Monday, September 27, 2010

CHIN, LARRY WU-TAI

In November 1985 Chin, a naturalized American citizen, was arrested after a defector code-named PLANESMAN revealed that the veteran Central Intelligence Agency translator had been supplying CIA  secrets to the  People’s Republic of China (PRC). Chin had retired from the CIA in 1981 at age 63, having joined the Agency in 1952, and was believed to have sold information to the PRC for more than a million dollars over a period of 33 years, longer than any other spy known to have worked against the United States. Decorated for his distinguished service, Chin had been so highly valued by the CIAthat after his retirement the Agency had tried to persuade him to come back to work full-time.
Born in Beijing, Chin had worked for the U.S. Army’s liaison office in southern China in 1943 and then joined the U.S. Consulate in Shanghai as an interpreter. During his early career, he worked as an interrogator in 1952 for the State Department questioning Chinese POWs in Korea and with the Foreign Broadcast  Information Service (FBIS) in Okinawa. This had led to a FBIS posting in California and finally to an appointment as a CIA case officer based in Virginia.
With access to the CIA’s national intelligence estimates on China, he had met his MSS handlers on trips to London, Hong Kong, and Toronto and not only had compromised thousands of classified documents but had also betrayed the sources upon which the CIA had depended for information from inside the PRC. The sheer volume of the material he sent to Beijing required the MSS to take two months to translate and process it.
Chin, who claimed that his additional income was derived from a successful blackjack gambling method, was found to have maintained meticulous records and was challenged about his travel to China, in particular being questioned about a specific hotel room in which he had stayed, that was known to have been under the  control of the Ministry of State Security (MSS).
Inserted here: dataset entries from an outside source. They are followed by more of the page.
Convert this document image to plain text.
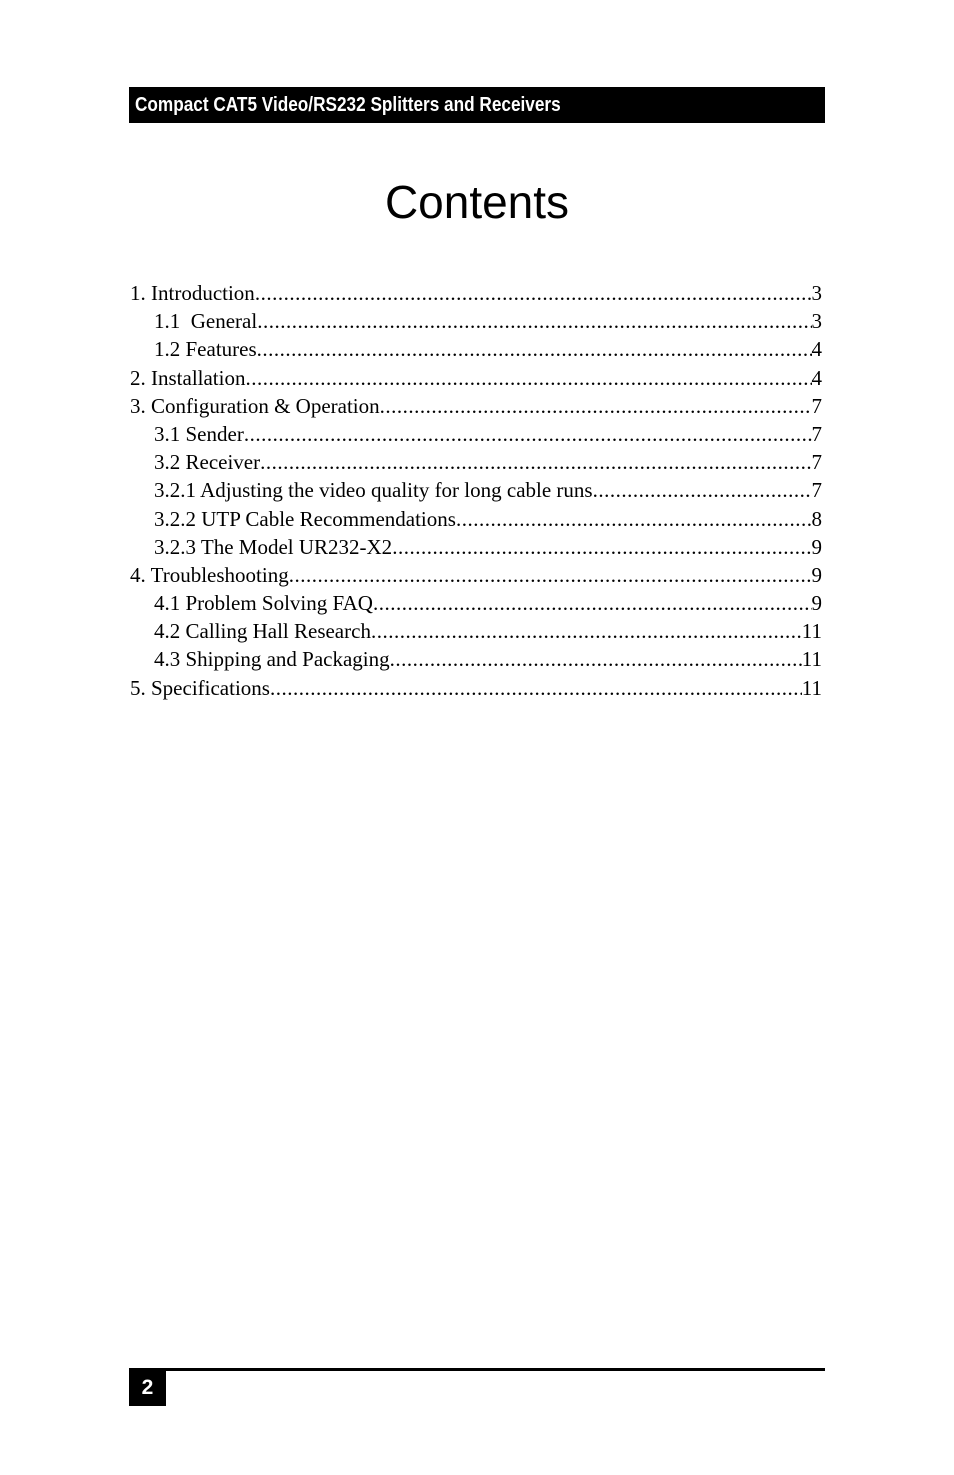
Compact CAT5 Video/RS232 Splitters and Receivers
Contents
1. Introduction .....	3
1.1  General .....	3
1.2 Features .....	4
2. Installation .....	4
3. Configuration & Operation .....	7
3.1 Sender .....	7
3.2 Receiver .....	7
3.2.1 Adjusting the video quality for long cable runs .....	7
3.2.2 UTP Cable Recommendations .....	8
3.2.3 The Model UR232-X2 .....	9
4. Troubleshooting .....	9
4.1 Problem Solving FAQ .....	9
4.2 Calling Hall Research .....	11
4.3 Shipping and Packaging .....	11
5. Specifications .....	11
2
Confronted with what appeared to be incontrovertible evidence against him, Chin offered to act as a double agent and was then invited to describe the extent of his contacts with the MSS. For just over an hour Chin elaborated on his espionage, mentioning that he had supplied the Chinese with sensitive CIA material relating to Henry Kissinger’s historic visit to Beijing in preparation for President Richard Nixon’s momentous change in U.S. foreign policy on China. After Chin completed his exposition, he was arrested, and his confession was the basis of his prosecution.
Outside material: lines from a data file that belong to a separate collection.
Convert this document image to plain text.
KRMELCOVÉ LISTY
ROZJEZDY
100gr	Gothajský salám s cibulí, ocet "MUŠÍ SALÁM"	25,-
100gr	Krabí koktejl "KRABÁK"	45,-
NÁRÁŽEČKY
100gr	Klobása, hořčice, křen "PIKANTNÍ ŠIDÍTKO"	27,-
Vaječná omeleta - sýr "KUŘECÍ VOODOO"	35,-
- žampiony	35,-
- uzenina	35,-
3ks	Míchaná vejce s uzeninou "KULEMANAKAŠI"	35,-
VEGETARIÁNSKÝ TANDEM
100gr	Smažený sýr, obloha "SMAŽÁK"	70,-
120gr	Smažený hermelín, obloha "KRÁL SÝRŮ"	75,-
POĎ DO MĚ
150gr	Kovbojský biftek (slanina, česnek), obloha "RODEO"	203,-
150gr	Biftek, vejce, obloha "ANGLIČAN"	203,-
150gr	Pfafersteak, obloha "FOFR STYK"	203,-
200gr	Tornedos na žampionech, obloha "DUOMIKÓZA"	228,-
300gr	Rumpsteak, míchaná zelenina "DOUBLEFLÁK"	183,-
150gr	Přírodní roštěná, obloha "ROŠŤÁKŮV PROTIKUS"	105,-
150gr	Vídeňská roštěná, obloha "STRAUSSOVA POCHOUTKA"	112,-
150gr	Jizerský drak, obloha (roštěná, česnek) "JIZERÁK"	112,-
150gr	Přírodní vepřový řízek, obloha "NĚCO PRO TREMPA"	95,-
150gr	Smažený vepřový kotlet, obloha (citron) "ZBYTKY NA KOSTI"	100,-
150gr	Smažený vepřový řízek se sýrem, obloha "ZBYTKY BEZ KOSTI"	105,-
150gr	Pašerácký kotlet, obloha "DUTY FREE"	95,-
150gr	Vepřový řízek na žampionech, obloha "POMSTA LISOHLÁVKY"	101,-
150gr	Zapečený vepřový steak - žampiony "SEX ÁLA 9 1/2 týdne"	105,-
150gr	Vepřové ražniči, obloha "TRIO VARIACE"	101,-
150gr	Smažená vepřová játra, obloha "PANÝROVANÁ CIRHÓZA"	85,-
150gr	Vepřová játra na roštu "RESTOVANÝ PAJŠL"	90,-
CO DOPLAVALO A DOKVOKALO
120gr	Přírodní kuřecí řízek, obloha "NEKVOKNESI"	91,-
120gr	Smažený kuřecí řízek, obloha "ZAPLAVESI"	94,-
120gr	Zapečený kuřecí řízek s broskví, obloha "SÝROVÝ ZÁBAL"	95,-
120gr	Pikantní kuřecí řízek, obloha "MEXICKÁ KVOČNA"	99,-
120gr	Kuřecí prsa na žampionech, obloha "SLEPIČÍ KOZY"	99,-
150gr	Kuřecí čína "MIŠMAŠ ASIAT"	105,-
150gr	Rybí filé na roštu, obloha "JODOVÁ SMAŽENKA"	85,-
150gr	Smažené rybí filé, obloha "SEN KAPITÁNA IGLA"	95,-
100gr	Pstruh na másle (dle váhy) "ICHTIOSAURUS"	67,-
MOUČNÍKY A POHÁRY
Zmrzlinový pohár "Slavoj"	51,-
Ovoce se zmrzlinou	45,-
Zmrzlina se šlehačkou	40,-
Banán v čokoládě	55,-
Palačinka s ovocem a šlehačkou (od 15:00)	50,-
At his trial on 17 counts of espionage, the prosecution intended to show, with the aid of color charts, that Chin had influenced almost every facet of Sino-American relations over several decades. It was never established precisely when he was recruited by the PRC or the full extent of his substantial real estate investments. Certainly he had met his Chinese contacts in Toronto, Hong Kong, and London and had most recently kept a rendezvous with them in the Far East in March 1985.
Rather than face a long prison sentence after he was convicted by a federal jury in February 1986 of  espionage, conspiracy, and tax evasion, Chin suffocated himself in his cell in the Prince William County jail with a plastic garbage bag. His widow, suspicious as to why Chin had access to the shoelaces he used to  secure the bag around his head, later claimed in a book printed in Chinese and published privately that he may not have taken his own life. However, those who knew him well were sure that he anticipated two life terms, but was most frightened of losing all his rental properties, and killed himself before being sentenced to forfeit his assets, thus preventing the Internal Revenue Service from taking any action that would impoverish his  family.